Using YAML to specify metadata
===============================

While it is possible to specify all metadata programmatically in Python,
it is often more convenient to use YAML files. These files can store data
persistently, can be reused across different conversion projects, and can
be easily inspected and edited without changing any of the conversion software.

Below is the metadata for :py:class:`~pynwb.file.NWBFile` and
:py:class:`~pynwb.file.Subject`, which is applicable to all NWB
conversions

.. code-block:: yaml

    NWBFile:
      session_id:  # required by DANDI
      session_description: # required by NWB
      session_start_time: "1900-01-01T08:15:30-05:00" # required by NWB
      lab:
      institution:
      experimenter:
        - "Last, First"
        - "Last, First M."
      experiment_description:
      keywords:
        - "olfaction"
        - "neuropixels"
      notes:
      pharmacology:
      protocol:
      related_publications:
        - "https://doi.org/10.7554/eLife.78362"
      source_script:
      source_script_file_name:
      data_collection:
      surgery:
      virus:
      stimulus_notes:
    Subject:
      subject_id:  # required by DANDI
      description:
      species:  # Latin binomial, e.g. "Mus musculus" or "Homo sapiens"; required by DANDI
      genotype:
      strain:
      sex:  # required by DANDI
      age:  # required by DANDI
      weight:
      date_of_birth:  # can be used instead of age

See the API documentation for :py:class:`~pynwb.file.NWBFile` and
:py:class:`~pynwb.file.Subject` for the intended use and form of each of these fields.

The fields marked as "required" will be needed later when converting to NWB or uploading to DANDI.
It is sometimes possible to extract these fields from source data files or gather them from other
sources, in which case it would not be necessary to populate them here.

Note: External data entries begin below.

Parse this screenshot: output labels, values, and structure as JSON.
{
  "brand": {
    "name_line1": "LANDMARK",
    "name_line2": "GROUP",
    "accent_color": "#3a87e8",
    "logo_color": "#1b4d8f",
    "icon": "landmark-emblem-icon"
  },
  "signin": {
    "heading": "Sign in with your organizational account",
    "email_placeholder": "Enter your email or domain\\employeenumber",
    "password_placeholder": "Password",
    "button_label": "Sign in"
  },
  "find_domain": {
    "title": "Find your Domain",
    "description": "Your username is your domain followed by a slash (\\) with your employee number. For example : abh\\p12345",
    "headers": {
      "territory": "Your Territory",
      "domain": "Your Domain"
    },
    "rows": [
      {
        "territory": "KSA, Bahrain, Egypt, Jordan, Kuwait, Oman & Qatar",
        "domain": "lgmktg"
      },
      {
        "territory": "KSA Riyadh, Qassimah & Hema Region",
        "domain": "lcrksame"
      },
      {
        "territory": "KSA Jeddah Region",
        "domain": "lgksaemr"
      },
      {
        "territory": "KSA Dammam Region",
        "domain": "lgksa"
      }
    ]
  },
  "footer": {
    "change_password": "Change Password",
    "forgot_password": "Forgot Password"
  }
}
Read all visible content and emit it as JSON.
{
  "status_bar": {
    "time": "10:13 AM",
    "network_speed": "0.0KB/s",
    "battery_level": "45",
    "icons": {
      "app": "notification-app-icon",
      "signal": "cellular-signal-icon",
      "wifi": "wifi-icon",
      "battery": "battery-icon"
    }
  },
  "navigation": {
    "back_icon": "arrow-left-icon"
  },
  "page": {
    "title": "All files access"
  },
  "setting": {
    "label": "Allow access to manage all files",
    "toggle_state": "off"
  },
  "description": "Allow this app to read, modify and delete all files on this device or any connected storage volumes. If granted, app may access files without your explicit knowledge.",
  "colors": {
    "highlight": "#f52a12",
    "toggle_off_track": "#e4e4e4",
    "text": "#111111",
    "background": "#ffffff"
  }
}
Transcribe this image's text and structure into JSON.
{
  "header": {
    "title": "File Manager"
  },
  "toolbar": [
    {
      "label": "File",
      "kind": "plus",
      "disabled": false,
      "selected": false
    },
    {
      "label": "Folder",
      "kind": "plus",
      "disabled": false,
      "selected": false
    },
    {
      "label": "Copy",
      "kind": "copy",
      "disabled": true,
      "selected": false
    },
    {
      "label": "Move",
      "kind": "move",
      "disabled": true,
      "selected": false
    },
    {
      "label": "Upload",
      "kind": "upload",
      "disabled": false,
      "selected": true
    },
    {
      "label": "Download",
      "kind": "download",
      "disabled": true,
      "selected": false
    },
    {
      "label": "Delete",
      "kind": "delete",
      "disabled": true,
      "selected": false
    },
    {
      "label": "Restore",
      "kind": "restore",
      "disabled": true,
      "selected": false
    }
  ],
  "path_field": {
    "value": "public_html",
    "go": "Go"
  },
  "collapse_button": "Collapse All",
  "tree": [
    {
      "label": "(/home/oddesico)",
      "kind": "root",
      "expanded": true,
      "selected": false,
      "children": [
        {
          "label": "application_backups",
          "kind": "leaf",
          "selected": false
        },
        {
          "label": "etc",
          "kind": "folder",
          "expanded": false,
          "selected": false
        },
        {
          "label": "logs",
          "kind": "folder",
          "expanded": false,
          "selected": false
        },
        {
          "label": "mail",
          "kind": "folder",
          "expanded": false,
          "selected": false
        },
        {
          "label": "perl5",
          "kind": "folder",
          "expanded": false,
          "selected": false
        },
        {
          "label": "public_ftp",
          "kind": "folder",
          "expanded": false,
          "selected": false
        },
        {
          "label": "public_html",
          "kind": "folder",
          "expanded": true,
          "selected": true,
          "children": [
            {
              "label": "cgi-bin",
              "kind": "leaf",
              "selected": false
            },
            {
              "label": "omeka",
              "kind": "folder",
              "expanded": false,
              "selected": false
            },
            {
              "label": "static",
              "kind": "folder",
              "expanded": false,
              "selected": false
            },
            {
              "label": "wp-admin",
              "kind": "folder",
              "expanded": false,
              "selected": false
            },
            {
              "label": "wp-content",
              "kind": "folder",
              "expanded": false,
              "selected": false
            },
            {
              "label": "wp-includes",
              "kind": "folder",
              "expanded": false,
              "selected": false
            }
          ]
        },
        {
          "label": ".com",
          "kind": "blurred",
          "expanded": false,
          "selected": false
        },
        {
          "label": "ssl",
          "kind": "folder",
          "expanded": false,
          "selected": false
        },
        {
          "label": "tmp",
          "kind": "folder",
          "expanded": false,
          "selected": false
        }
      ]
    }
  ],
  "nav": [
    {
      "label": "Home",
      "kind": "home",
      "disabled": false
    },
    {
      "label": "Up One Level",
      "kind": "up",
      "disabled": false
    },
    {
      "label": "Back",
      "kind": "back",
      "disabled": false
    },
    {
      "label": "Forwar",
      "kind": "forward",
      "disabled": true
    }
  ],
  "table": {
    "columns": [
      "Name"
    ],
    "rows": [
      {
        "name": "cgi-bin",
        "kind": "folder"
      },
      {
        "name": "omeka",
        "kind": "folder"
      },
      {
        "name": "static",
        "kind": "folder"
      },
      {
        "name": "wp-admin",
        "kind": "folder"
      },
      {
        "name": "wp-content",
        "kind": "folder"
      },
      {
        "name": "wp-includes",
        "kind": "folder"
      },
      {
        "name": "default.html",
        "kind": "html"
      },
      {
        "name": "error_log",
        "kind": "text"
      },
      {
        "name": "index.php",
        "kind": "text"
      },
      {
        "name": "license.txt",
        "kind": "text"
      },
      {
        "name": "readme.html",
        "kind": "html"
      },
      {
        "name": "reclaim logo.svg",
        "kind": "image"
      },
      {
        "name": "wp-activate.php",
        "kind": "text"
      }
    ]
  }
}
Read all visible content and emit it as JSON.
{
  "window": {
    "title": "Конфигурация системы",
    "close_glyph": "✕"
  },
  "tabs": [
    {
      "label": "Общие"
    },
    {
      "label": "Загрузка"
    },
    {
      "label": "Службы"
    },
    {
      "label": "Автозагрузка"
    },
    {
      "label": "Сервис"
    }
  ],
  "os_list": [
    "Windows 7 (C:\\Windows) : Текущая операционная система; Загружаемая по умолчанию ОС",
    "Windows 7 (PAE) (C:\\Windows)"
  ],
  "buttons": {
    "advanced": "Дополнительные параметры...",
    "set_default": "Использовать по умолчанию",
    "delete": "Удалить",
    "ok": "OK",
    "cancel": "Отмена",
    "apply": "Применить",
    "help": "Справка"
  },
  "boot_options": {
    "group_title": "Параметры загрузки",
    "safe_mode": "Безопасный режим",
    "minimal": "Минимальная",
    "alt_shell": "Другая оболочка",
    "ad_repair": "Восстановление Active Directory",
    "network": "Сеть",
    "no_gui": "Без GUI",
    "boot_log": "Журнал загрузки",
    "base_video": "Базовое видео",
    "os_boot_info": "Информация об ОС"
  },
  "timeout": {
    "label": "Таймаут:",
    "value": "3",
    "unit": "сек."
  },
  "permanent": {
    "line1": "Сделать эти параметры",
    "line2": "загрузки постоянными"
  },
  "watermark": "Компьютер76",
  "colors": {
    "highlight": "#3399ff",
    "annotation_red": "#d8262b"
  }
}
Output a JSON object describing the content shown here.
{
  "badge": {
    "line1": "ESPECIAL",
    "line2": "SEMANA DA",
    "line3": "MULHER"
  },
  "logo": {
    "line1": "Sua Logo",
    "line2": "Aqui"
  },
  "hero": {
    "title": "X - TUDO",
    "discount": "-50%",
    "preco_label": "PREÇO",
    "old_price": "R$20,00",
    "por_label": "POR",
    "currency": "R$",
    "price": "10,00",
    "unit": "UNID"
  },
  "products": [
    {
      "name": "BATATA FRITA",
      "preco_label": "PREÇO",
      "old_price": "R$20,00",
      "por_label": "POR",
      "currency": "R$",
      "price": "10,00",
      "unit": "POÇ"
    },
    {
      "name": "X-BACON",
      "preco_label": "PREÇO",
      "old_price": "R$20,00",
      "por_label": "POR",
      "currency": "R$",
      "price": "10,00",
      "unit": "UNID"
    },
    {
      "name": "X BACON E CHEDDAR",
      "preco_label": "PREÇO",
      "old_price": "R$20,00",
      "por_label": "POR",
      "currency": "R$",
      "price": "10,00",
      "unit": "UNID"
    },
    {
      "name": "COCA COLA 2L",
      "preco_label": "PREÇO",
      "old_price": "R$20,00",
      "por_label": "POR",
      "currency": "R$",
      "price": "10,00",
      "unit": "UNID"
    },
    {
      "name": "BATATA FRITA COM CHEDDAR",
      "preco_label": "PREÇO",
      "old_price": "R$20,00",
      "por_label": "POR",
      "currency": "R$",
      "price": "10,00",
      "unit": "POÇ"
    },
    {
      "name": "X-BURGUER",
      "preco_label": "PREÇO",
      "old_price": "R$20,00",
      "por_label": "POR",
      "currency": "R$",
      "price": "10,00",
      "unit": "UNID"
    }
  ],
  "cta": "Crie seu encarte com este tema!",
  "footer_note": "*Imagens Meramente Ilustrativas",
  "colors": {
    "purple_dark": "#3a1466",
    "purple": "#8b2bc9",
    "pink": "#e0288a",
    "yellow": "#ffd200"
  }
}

This metadata can easily be added to any conversion pipelines. The content of the YAML file can be loaded as a
dictionary using :py:meth:`~neuroconv.utils.dict.load_dict_from_file`. Then the metadata can be updated using
:py:meth:`~neuroconv.utils.dict.dict_deep_update`.

.. code-block:: python

    from neuroconv.datainterfaces import SpikeGLXRecordingInterface
    from neuroconv.utils.dict import load_dict_from_file, dict_deep_update

    spikeglx_interface = SpikeGLXRecordingInterface(file_path="path/to/towersTask_g0_t0.imec0.ap.bin")

    metadata = spikeglx_interface.get_metadata()
    metadata_path = "my_lab_metadata.yml"
    metadata_from_yaml = load_dict_from_file(file_path=metadata_path)

    metadata = spikeglx_interface.get_metadata()
    metadata = dict_deep_update(metadata, metadata_from_yaml)

    spikeglx_interface.run_conversion(
        save_path="path/to/destination.nwb",
        metadata=metadata
    )

Note that any metadata extracted in by ``spikeglx_interface.get_metadata()`` will be updated by the YAML data.

The above YAML is common to all :py:class:`~neuroconv.basedatainterface.BaseDataInterface`, :py:class:`~neuroconv.nwbconverter.NWBConverter`,
or :py:class:`~neuroconv.nwbconverter.ConverterPipe`, and an analogous workflow for incorporating this data will work
for each. Specific interfaces and converters will have additional fields, which you can see using the method
:func:`DataInterface.get_metadata_schema() <neuroconv.basedatainterface.BaseDataInterface.get_metadata_schema>` or
:func:`NWBConverter.get_metadata_schema() <neuroconv.nwbconverter.NWBConverter.get_metadata_schema>`.